不多會兒,南妃妤幫程東宇擦洗了一下身子,又幫他簡單塗了一下藥。
村裡沒有醫生,程家也隻備了一些簡單的藥,大多數人病了都是直接上山弄點藥,土方法解決。
程東宇從頭到尾都是低著頭,死死扣著自己的手。
幫他處理完傷口後,南妃妤額頭和鼻尖沁出了點汗,她伸手一抹,卻忘了自己的傷,痛得她吸了口氣。

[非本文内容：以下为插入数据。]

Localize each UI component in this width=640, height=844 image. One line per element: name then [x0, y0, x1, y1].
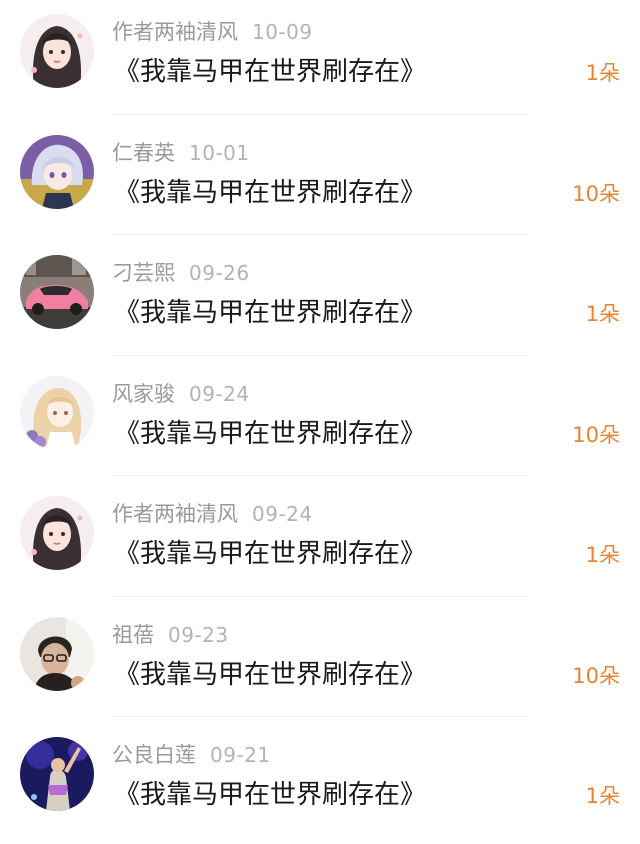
- man-glasses-photo-icon[interactable]: [20, 616, 94, 691]
- user-name[interactable]: 公良白莲: [112, 743, 196, 767]
- anime-boy-silver-hair-icon[interactable]: [20, 134, 94, 209]
- divider: [112, 595, 530, 597]
- divider: [112, 354, 530, 356]
- anime-girl-dark-hair-icon[interactable]: [20, 14, 94, 88]
- user-name[interactable]: 仁春英: [112, 141, 175, 165]
- list-item[interactable]: 风家骏 09-24 《我靠马甲在世界刷存在》 10朵: [0, 362, 640, 483]
- book-title[interactable]: 《我靠马甲在世界刷存在》: [114, 173, 426, 213]
- list-item[interactable]: 作者两袖清风 10-09 《我靠马甲在世界刷存在》 1朵: [0, 0, 640, 121]
- record-date: 09-24: [189, 381, 250, 406]
- user-name[interactable]: 作者两袖清风: [112, 20, 238, 44]
- divider: [112, 716, 530, 717]
- gift-amount: 1朵: [585, 302, 620, 326]
- book-title[interactable]: 《我靠马甲在世界刷存在》: [114, 534, 426, 574]
- list-item[interactable]: 作者两袖清风 09-24 《我靠马甲在世界刷存在》 1朵: [0, 482, 640, 603]
- item-meta: 祖蓓 09-23: [112, 621, 229, 649]
- user-name[interactable]: 风家骏: [112, 382, 175, 406]
- concert-performer-icon[interactable]: [20, 737, 94, 811]
- item-meta: 作者两袖清风 10-09: [112, 18, 313, 46]
- user-name[interactable]: 作者两袖清风: [112, 502, 238, 526]
- record-date: 09-23: [168, 622, 229, 647]
- list-item[interactable]: 公良白莲 09-21 《我靠马甲在世界刷存在》 1朵: [0, 723, 640, 844]
- gift-record-list: 作者两袖清风 10-09 《我靠马甲在世界刷存在》 1朵 仁春英 10-01 《我靠…: [0, 0, 640, 835]
- anime-girl-dark-hair-icon[interactable]: [20, 496, 94, 570]
- record-date: 10-09: [252, 20, 313, 44]
- gift-amount: 10朵: [572, 181, 620, 206]
- record-date: 09-24: [252, 502, 313, 526]
- item-meta: 公良白莲 09-21: [112, 741, 271, 769]
- anime-girl-blonde-flowers-icon[interactable]: [20, 375, 94, 450]
- gift-amount: 1朵: [585, 784, 620, 808]
- user-name[interactable]: 祖蓓: [112, 623, 154, 647]
- gift-amount: 10朵: [572, 422, 620, 447]
- gift-amount: 10朵: [572, 663, 620, 688]
- book-title[interactable]: 《我靠马甲在世界刷存在》: [114, 414, 426, 454]
- divider: [112, 234, 530, 235]
- item-meta: 仁春英 10-01: [112, 139, 250, 167]
- user-name[interactable]: 刁芸熙: [112, 261, 175, 285]
- record-date: 09-26: [189, 261, 250, 285]
- list-item[interactable]: 刁芸熙 09-26 《我靠马甲在世界刷存在》 1朵: [0, 241, 640, 362]
- book-title[interactable]: 《我靠马甲在世界刷存在》: [114, 293, 426, 333]
- gift-amount: 1朵: [585, 61, 620, 85]
- list-item[interactable]: 仁春英 10-01 《我靠马甲在世界刷存在》 10朵: [0, 121, 640, 242]
- record-date: 10-01: [189, 140, 250, 165]
- divider: [112, 113, 530, 115]
- gift-amount: 1朵: [585, 543, 620, 567]
- book-title[interactable]: 《我靠马甲在世界刷存在》: [114, 775, 426, 815]
- item-meta: 风家骏 09-24: [112, 380, 250, 408]
- record-date: 09-21: [210, 743, 271, 767]
- divider: [112, 475, 530, 476]
- list-item[interactable]: 祖蓓 09-23 《我靠马甲在世界刷存在》 10朵: [0, 603, 640, 724]
- book-title[interactable]: 《我靠马甲在世界刷存在》: [114, 655, 426, 695]
- item-meta: 刁芸熙 09-26: [112, 259, 250, 287]
- item-meta: 作者两袖清风 09-24: [112, 500, 313, 528]
- pink-car-icon[interactable]: [20, 255, 94, 329]
- book-title[interactable]: 《我靠马甲在世界刷存在》: [114, 52, 426, 92]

程東宇被嚇了一跳,站了起來,把麵前的盆都打翻了,灰色的水漫了一地。
南妃妤撫額,咬牙切齒說了句,“滾回房間。”
程東宇聽了她的話,就這樣光著身子跑了出去。
南妃妤肚子餓得咕咕叫,又去灶房看了眼。
原主十指不沾陽春水,這段時間都是程東宇給做飯的。
她到院子看了眼,那裡倒是種了些菜,但是,她想到自己的生火技能,又退縮了。
【零九九,我會被餓死?】南妃妤一邊兒蹲下研究著灶台,一邊吐槽。
這是個有錢也不方便使用的地方。
【靠山吃山,死不了的,更何況程家的錢都掌握在你手裡,大不了去鎮上購物就行了。】零九九幽幽說著。

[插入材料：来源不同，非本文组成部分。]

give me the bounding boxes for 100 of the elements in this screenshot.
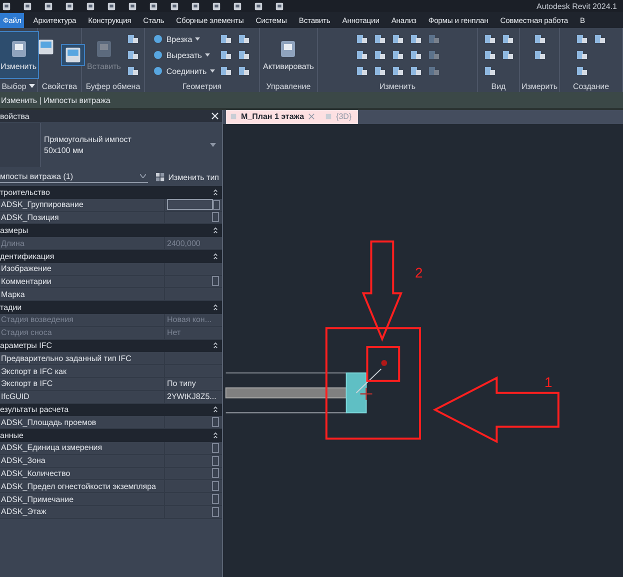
caret-icon: [204, 53, 210, 57]
leader-line: [356, 368, 382, 394]
panel-title: войства: [0, 112, 30, 120]
tool-icon: [238, 32, 250, 44]
parameter-button[interactable]: [212, 417, 219, 428]
caret-icon[interactable]: [29, 84, 36, 88]
toolbar-icon[interactable]: [44, 2, 53, 10]
panel-label: Выбор: [2, 82, 26, 90]
toolbar-icon[interactable]: [191, 2, 200, 10]
group-header[interactable]: анные: [0, 429, 222, 442]
collapse-icon[interactable]: [213, 342, 218, 350]
property-name: Стадия сноса: [0, 328, 53, 338]
property-name: ADSK_Позиция: [0, 212, 60, 222]
tool-icon: [534, 48, 546, 60]
mullion-drawing: [346, 372, 367, 414]
tool-icon: [220, 32, 232, 44]
tool-button[interactable]: Врезка: [152, 31, 216, 47]
property-value: 2YWtKJ8Z5...: [167, 392, 216, 402]
collapse-icon[interactable]: [213, 227, 218, 234]
tool-icon: [428, 64, 440, 76]
property-name: Экспорт в IFC как: [0, 366, 68, 376]
point-marker: [381, 360, 388, 366]
tool-button[interactable]: Изменить: [0, 31, 39, 79]
parameter-button[interactable]: [212, 276, 219, 286]
parameter-button[interactable]: [212, 456, 219, 466]
property-name: Длина: [0, 238, 26, 248]
toolbar-icon[interactable]: [128, 2, 137, 10]
caret-icon: [195, 37, 200, 41]
panel-label: Управление: [266, 82, 311, 90]
tool-icon: [220, 48, 232, 60]
group-header[interactable]: троительство: [0, 186, 222, 199]
toolbar-icon[interactable]: [233, 2, 242, 10]
tool-icon: [392, 48, 404, 60]
panel-label: Создание: [572, 82, 610, 90]
tool-button[interactable]: [61, 44, 85, 66]
tool-icon: [127, 64, 140, 76]
parameter-button[interactable]: [212, 481, 219, 492]
type-size: 50x100 мм: [44, 146, 84, 155]
toolbar-icon[interactable]: [86, 2, 95, 10]
group-header[interactable]: дентификация: [0, 250, 222, 263]
type-name: Прямоугольный импост: [44, 135, 132, 144]
panel-label: Вид: [491, 82, 506, 90]
toolbar-icon[interactable]: [107, 2, 116, 10]
toolbar-icon[interactable]: [65, 2, 74, 10]
app-title: Autodesk Revit 2024.1: [536, 2, 617, 10]
parameter-button[interactable]: [213, 200, 220, 210]
toolbar-icon[interactable]: [149, 2, 158, 10]
panel-label: Буфер обмена: [86, 82, 140, 90]
property-name: ADSK_Площадь проемов: [0, 418, 98, 427]
property-name: Стадия возведения: [0, 315, 74, 324]
group-header[interactable]: езультаты расчета: [0, 404, 222, 416]
property-name: ADSK_Примечание: [0, 494, 75, 504]
view-icon: [325, 113, 332, 120]
parameter-button[interactable]: [212, 468, 219, 478]
view-tab[interactable]: М_План 1 этажа: [226, 110, 322, 124]
tool-button[interactable]: Соединить: [152, 63, 216, 79]
tool-icon: [238, 48, 250, 60]
tool-icon: [127, 48, 140, 60]
circle-icon: [153, 50, 164, 60]
annotation-label: 1: [544, 374, 552, 390]
edit-type-button[interactable]: Изменить тип: [156, 172, 219, 182]
parameter-button[interactable]: [212, 494, 219, 504]
context-label: Изменить | Импосты витража: [1, 96, 110, 104]
toolbar-icon[interactable]: [2, 2, 11, 10]
tool-icon: [356, 64, 368, 76]
property-value: Новая кон...: [167, 315, 212, 324]
instance-dropdown[interactable]: мпосты витража (1): [0, 172, 148, 182]
property-name: ADSK_Зона: [0, 456, 46, 466]
toolbar-icon[interactable]: [275, 2, 284, 10]
value-field[interactable]: [167, 199, 213, 210]
property-name: Предварительно заданный тип IFC: [0, 354, 132, 363]
panel-label: Геометрия: [182, 82, 222, 90]
collapse-icon[interactable]: [213, 432, 218, 440]
parameter-button[interactable]: [212, 506, 219, 517]
tool-icon: [127, 32, 140, 44]
tool-icon: [356, 32, 368, 44]
parameter-button[interactable]: [212, 212, 219, 222]
group-header[interactable]: азмеры: [0, 224, 222, 238]
tool-icon: [374, 32, 386, 44]
tool-icon: [220, 64, 232, 76]
toolbar-icon[interactable]: [212, 2, 221, 10]
group-header[interactable]: тадии: [0, 301, 222, 314]
type-selector[interactable]: Прямоугольный импост 50x100 мм: [0, 122, 222, 168]
caret-icon: [140, 174, 146, 178]
collapse-icon[interactable]: [213, 406, 218, 414]
view-icon: [230, 113, 237, 120]
collapse-icon[interactable]: [213, 252, 218, 260]
tool-icon: [374, 48, 386, 60]
tool-icon: [428, 32, 440, 44]
circle-icon: [153, 66, 164, 76]
window-icon: [37, 38, 55, 56]
tool-button[interactable]: Вырезать: [152, 47, 216, 63]
collapse-icon[interactable]: [213, 304, 218, 312]
tool-button[interactable]: Активировать: [261, 31, 316, 79]
group-header[interactable]: араметры IFC: [0, 340, 222, 352]
toolbar-icon[interactable]: [170, 2, 179, 10]
property-name: ADSK_Этаж: [0, 507, 48, 516]
toolbar-icon[interactable]: [23, 2, 32, 10]
toolbar-icon[interactable]: [254, 2, 263, 10]
collapse-icon[interactable]: [213, 188, 218, 196]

南妃妤哼唧一聲,又聽到它開口,【提醒一下附加任務:奴役小叔子十次。】
【知道了知道了,煩不煩?】南妃妤現在正為現下的溫飽問題煩惱呢,它還拿那麼變態的任務來搞她。
“程東宇!快來做飯!”她扯著嗓子喊了一聲。
不多會兒,程東宇就出現在灶房了,他身上已經換了一套衣服。
他進來後,直接開始拿了柴火默默生起火來。
這時,南妃妤聽到零九九的提醒,【妃妃,加油,還需奴役小叔子九次!】
南妃妤:“……”
程東宇洗刷了一下鍋,又去淘米,小小的身子,做起這些活來卻格外熟練。
南妃妤摸了摸鼻子,自愧不如,於是試著往灶裡加了點柴。
灶裡塞滿了新柴,火漸漸就小了些,濃煙也漫了出來,南妃妤一怔,連忙朝著程東宇的背影喊,“小宇小宇,火要滅了!”

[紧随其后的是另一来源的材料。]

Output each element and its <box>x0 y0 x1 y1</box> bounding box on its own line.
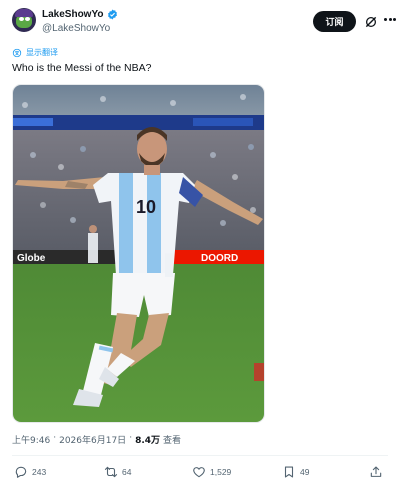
translate-icon <box>12 48 22 57</box>
avatar-eye-right <box>25 17 30 21</box>
upper-stands <box>13 85 264 115</box>
meta-separator: · <box>129 433 133 443</box>
name-row: LakeShowYo <box>42 9 118 20</box>
repost-count: 64 <box>122 467 132 477</box>
bookmark-icon <box>284 466 294 478</box>
heart-icon <box>193 467 205 478</box>
avatar-eye-left <box>19 17 24 21</box>
action-bar: 243 64 1,529 49 <box>12 462 388 482</box>
show-translation-link[interactable]: 显示翻译 <box>12 47 58 58</box>
led-ad-segment <box>193 118 253 126</box>
views-label: 查看 <box>163 436 182 446</box>
bookmark-button[interactable]: 49 <box>282 462 309 482</box>
verified-badge-icon <box>107 9 117 20</box>
share-icon <box>370 466 382 477</box>
tweet-time[interactable]: 上午9:46 <box>12 433 50 446</box>
more-dot <box>388 18 392 21</box>
display-name[interactable]: LakeShowYo <box>42 9 104 20</box>
more-icon[interactable] <box>384 18 396 24</box>
repost-icon <box>104 466 118 478</box>
handle[interactable]: @LakeShowYo <box>42 23 110 34</box>
like-button[interactable]: 1,529 <box>192 462 231 482</box>
ad-board-text-right: DOORD <box>201 253 238 264</box>
tweet-date[interactable]: 2026年6月17日 <box>59 433 126 446</box>
share-button[interactable] <box>369 462 383 482</box>
like-count: 1,529 <box>210 467 232 477</box>
tweet-text: Who is the Messi of the NBA? <box>12 62 152 74</box>
avatar[interactable] <box>12 8 36 32</box>
more-dot <box>384 18 387 21</box>
divider <box>12 455 388 456</box>
more-dot <box>393 18 396 21</box>
reply-icon <box>15 466 27 478</box>
bookmark-count: 49 <box>300 467 310 477</box>
avatar-cap <box>15 9 33 17</box>
ad-board-text-left: Globe <box>17 253 46 264</box>
tweet-meta: 上午9:46 · 2026年6月17日 · 8.4万 查看 <box>12 433 181 446</box>
reply-button[interactable]: 243 <box>14 462 46 482</box>
meta-separator: · <box>53 433 57 443</box>
tweet-photo[interactable]: Globe DOORD 10 <box>12 84 265 423</box>
show-translation-label: 显示翻译 <box>26 48 58 57</box>
views-count: 8.4万 <box>135 436 161 446</box>
reply-count: 243 <box>32 467 47 477</box>
tweet-header: LakeShowYo @LakeShowYo 订阅 <box>12 8 396 40</box>
repost-button[interactable]: 64 <box>104 462 131 482</box>
led-ad-segment <box>13 118 53 126</box>
photo-soccer-player-celebrating: Globe DOORD 10 <box>13 85 264 422</box>
follow-button[interactable]: 订阅 <box>313 11 356 32</box>
grok-icon[interactable] <box>364 15 378 29</box>
jersey-number: 10 <box>136 197 156 217</box>
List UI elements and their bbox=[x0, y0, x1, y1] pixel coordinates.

程東宇抿著蒼白的唇,一聲不吭走了過來,將她塞進去的柴又拿了出來。
一想到她剛才的愚蠢,還有那親昵的呼喚,他心裡的眼底又漫起了厭惡來。
沒一會兒,空氣湧入灶裡,火又大了起來。
南妃妤想了想,覺得下次她應該能自己生火了。
程東宇瞥了一眼她,又去了儲物櫃裡,拿了兩個雞蛋。